Selain China, RI Pernah Rancang N2130 Pesaing Boeing

Feby Dwi Sutianto - detikFinance
Selasa, 03 Nov 2015 10:31 WIB
Selain China, RI Pernah Rancang N2130 Pesaing Boeing
Pabrik Pesawat PTDI
Jakarta - Sebelum China meluncurkan pesawat jet komersial C919 berkapasitas 170 orang pada 2 November 2015 kemarin, PT Dirgantara Indonesia (PTDI) ternyata telah lebih dahulu berencana mengembangkan pesawat penumpang bermesin jet, N-2130. Pesawat komersial berkapasitas 130 penumpang itu, awalnya akan dikembangkan setelah N-250, berhasil diuji coba sekitar 1996.

Direktur Utama PTDI, Budi Santoso, pernah bertutur kepada detikFinance bila pesawat yang digagas oleh BJ Habibie kala itu, siap dikembangkan dengan dana US$ 2 miliar.
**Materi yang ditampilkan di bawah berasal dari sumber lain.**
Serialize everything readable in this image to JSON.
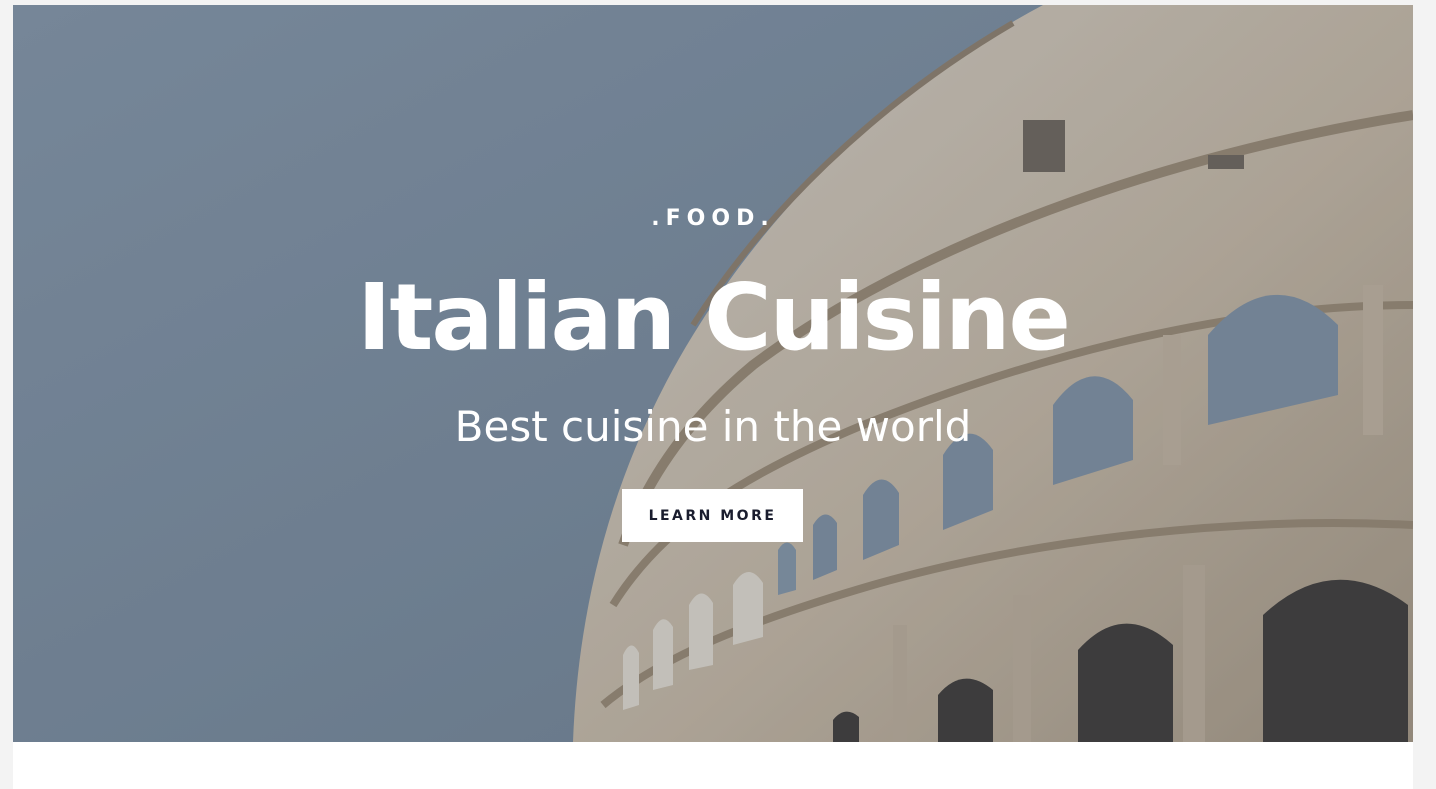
{
  "hero": {
    "eyebrow": ".FOOD.",
    "title": "Italian Cuisine",
    "subtitle": "Best cuisine in the world",
    "cta_label": "LEARN MORE",
    "image_subject": "colosseum",
    "colors": {
      "sky": "#7b8a9a",
      "stone_light": "#d9cfc2",
      "stone_dark": "#a8967f",
      "arch_shadow": "#3b3531",
      "text": "#ffffff",
      "button_bg": "#ffffff",
      "button_text": "#1a1d2e"
    }
  }
}
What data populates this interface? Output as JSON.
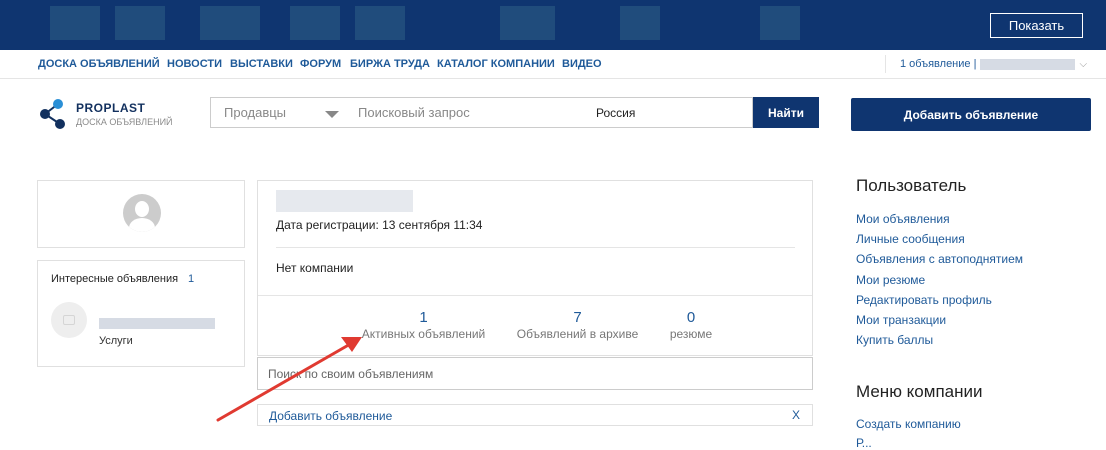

Bahkan spesifikasi rancangan mesin dan desain pesawat kala itu telah mengungguli atau lebih modern serta efisien dibandingkan pesawat penumpang sejenis asal pabrikan Amerika Serikat yakni Boeing 737-500 seri klasik.

"Itu (N-2130) di atas kertas lebih baik dari Boeing 737-500," tutur Budi.

SCROLL TO CONTINUE WITH CONTENT

Kala itu, N-2130 diproyeksikan siap beroperasi dan terbang melayani masyarakat Indonesia mulai 2005. Budi menuturkan, seandainya proyek N-2130 berjalan, maka maskapai penerbangan komersial di tanah air seperti Lion Air, Garuda Indonesia, Citilink, Batik Air, Sriwijaya, AirAsia, dan maskapai lainnya akan menggunakan pesawat N-2130 tersebut.

"Sebelum 2005-2006 sudah terbang (di rencana). Ini (N-2130) bisa menguasai pasar Indonesia. Jadi ini (Boeing seri 737) tidak akan merajalela di sini (Indonesia),” tambah Budi.

Budi bercerita, rencana BJ Habibie kala itu memang membuat raksasa produsen pesawat dunia yaitu Boeing dan Airbus ketar-ketir.

Namun rencana itu harus pupus, karena Presiden Soeharto menghentikan kucuran dana PTDI saat krisis ekonomi 1998. Hal itu dilakukan berdasarkan desakan International Monetary Fund (IMF) yang bertindak sebagai kreditor ke Indonesia.